After that, I tried building up a bytearray
, extending it by the three pixels each time they were generated, then converting that to bytes
and passing it to Image.frombytes()
. Total run time: 6.44 seconds. That’s about a 17% savings over putpixel
.
Here’s what our flamegraph looks like now that we’ve settled on a putpixel
replacement (and after splitting the bytearray.extend
onto its own line, so that it will show up separately):
Line 154 (bytearray.extend(pixels)
) now only took up about 6% of the time. Even on a small image of 900 by 900 pixels, this resulted in a savings of over a second per image. For bigger images, this savings is in the range of several seconds.
Everything else in the program is directly related to image generation and the math and random number generation behind that, so assuming all of that is already optimal (spoiler alert: it isn’t, the cast()

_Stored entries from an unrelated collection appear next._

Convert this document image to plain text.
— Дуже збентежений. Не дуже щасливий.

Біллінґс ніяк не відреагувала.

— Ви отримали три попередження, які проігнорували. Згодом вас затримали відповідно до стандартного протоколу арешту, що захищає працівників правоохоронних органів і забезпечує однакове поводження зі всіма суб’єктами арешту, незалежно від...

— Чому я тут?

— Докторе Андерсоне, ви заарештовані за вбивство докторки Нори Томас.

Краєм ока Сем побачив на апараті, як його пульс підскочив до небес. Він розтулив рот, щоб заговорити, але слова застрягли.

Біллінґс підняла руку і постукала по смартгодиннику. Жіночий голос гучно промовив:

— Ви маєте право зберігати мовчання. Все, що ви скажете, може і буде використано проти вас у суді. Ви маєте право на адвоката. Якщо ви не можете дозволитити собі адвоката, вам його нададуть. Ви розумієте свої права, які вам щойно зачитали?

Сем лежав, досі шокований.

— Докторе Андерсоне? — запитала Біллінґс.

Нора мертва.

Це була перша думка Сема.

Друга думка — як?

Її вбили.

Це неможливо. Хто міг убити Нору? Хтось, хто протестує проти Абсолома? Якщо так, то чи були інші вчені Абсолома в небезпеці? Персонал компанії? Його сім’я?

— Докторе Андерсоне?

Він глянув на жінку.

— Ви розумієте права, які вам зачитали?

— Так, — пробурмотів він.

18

function was entirely unnecessary), this is about as fast as the program can get.
Conclusion
Flamegraphs and the profilers that generate them are useful tools for understanding the performance of a program. Using them, you can avoid trying to guess where bottlenecks are and potentially doing a lot of work for little gain.
For further reading, I recommend this article about the reasoning behind the creation of flamegraphs and the problem they were trying to solve. If you’re struggling to understand how to read the graph, it may help more than my explanation.
Now, go forth and conquer your performance problems!